Nur elf Punkte, drei in Halbzeit eins, standen für NBA-Finalist Dirk Nowitzki in der Statistik. "Doch Basketball ist ein Mannschaftssport, das haben wir heute gezeigt und allesamt viel Selbstvertrauen getankt", erklärte der Superstar vor zahlreichen Kameras und ergänzte mit Blick auf die Neuauflage des EM-Halbfinales von 2005 und Schlüsselspiel für den wichtigen Sieg in der Gruppe B am Montag (9.00 Uhr/live im DSF) in Hiroshima: "Unser Tank ist nach den beiden leichteren Spielen voll. Jetzt geht es mit Vollgas gegen Spanien."

Wesentlich souveräner als die Iberer mit ihrem NBA-Profi Pau Gasol (Memphis Grizzlies) bei ihrem Vorrunden-Auftakt gegen Neuseeland (86:70) beherrschten die deutschen "Riesen" Ball und "Kiwis". "Das war psychologisch wichtig", glaubt Bauermann, dessen Distanzschützen Demond Greene (18 Punkte) und Robert Garrett (14) eine Gala-Vorstellung ablieferten und die Dreierqoute des DBB-Teams auf beachtliche 16 Treffer schraubte.

"Außerdem haben wir in der Defensive aggressiv und super gespielt. Es ist doch am Ende egal, wer die meisten Punkt macht", erklärte Nowitzki, der sich völlig in den Dienst seiner Kollegen stellte und seinen Beitrag mit den meisten Rebounds (7) und Assists (5) leistete. "So wenig Punkte macht er in einem von 50 Spielen. Gegen Spanien werden es anders aussehen. Dirk ist in vielerlei Hinsicht ein großer Spieler und wertvoll für uns - nicht nur mit Punkten", ergänzte Bauermann, der richtig Spaß am Spiel - auch seiner Bankspieler - fand.

"Es war wichtig für die Jungs zu spüren, dass hier nicht Schneewittchen mit ihren sieben Zwergen spielt, sondern dass jeder das Niveau und die Berechtigung hat, bei der WM dabei zu sein", erklärte der DBB-Coach. Es sei schließlich nicht leicht, von der Bank zu kommen und Leistung zu bringen. Das sei jedoch nötig, um gegen die Großen des Basketballs bestehen zu können.

Mit Blick auf das Duell mit Spaniern, nach Meinung der internationalen Experten einer der Gold-Anwärter, genießen die deutschen Korbjäger den psychologischen Vorteil. Denn in den beiden letzten Duellen in Belgrad (74:73 durch einen Nowitzki-Korb in letzter Sekunde) und bei der WM 2002 in Indianapolis (70:62) warf die DBB-Auswahl Spanien jeweils aus dem Turnier. "Es wäre schön, wenn sie uns als Angstgener sehen", so Bauermann.

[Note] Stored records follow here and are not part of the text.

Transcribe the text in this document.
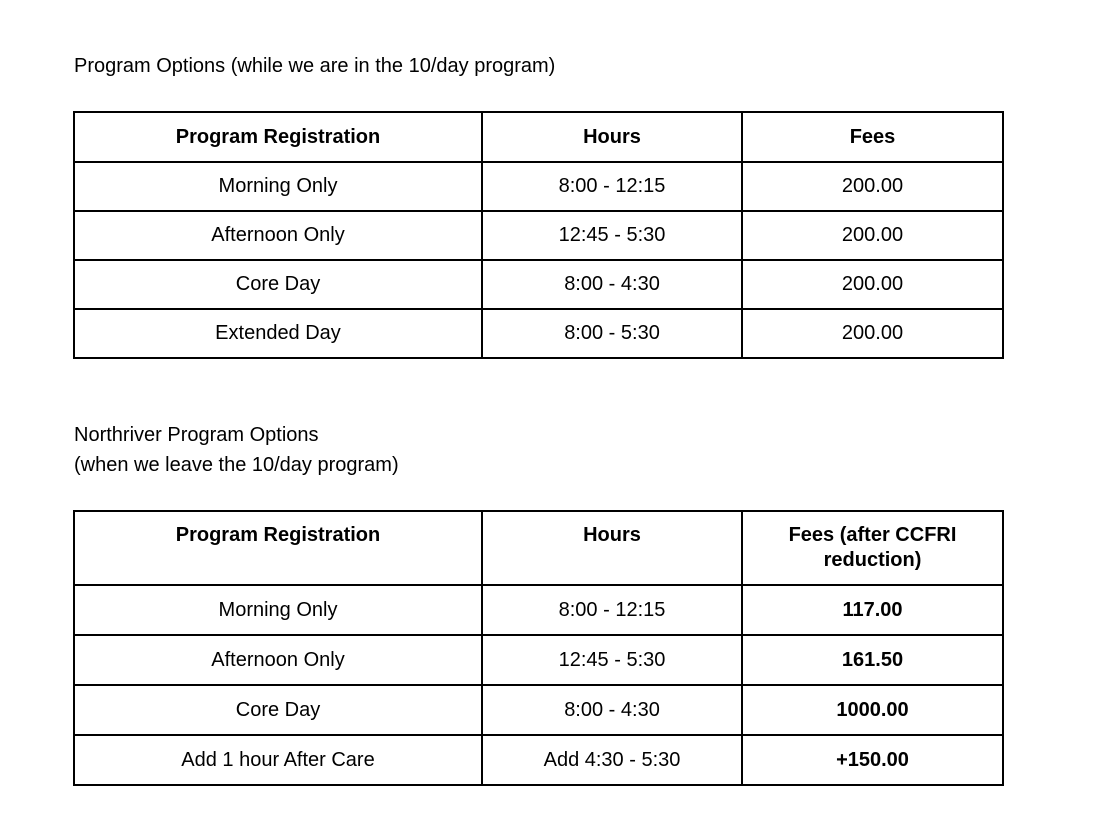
Program Options (while we are in the 10/day program)

Program Registration	Hours	Fees
Morning Only	8:00 - 12:15	200.00
Afternoon Only	12:45 - 5:30	200.00
Core Day	8:00 - 4:30	200.00
Extended Day	8:00 - 5:30	200.00

Northriver Program Options
(when we leave the 10/day program)

Program Registration	Hours	Fees (after CCFRI reduction)
Morning Only	8:00 - 12:15	117.00
Afternoon Only	12:45 - 5:30	161.50
Core Day	8:00 - 4:30	1000.00
Add 1 hour After Care	Add 4:30 - 5:30	+150.00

Im Blickpunkt steht natürlich das NBA-Duell des bei den japanischen Zuschauern beliebten Nowitzki gegen Gasol, der bei der EM in Serbien und Montenegro fehlte. "Die Partie heißt Spanien gegen Deutschland und ist ein Mannschaftssspiel. Wir kämpfen da nicht eins gegen eins", ließ der Star der Dallas Mavericks die spanischen Medienvertreter wissen und schickte sogleich eine Kampfansage hinterher: "Wir sind für Spanien gerüstet."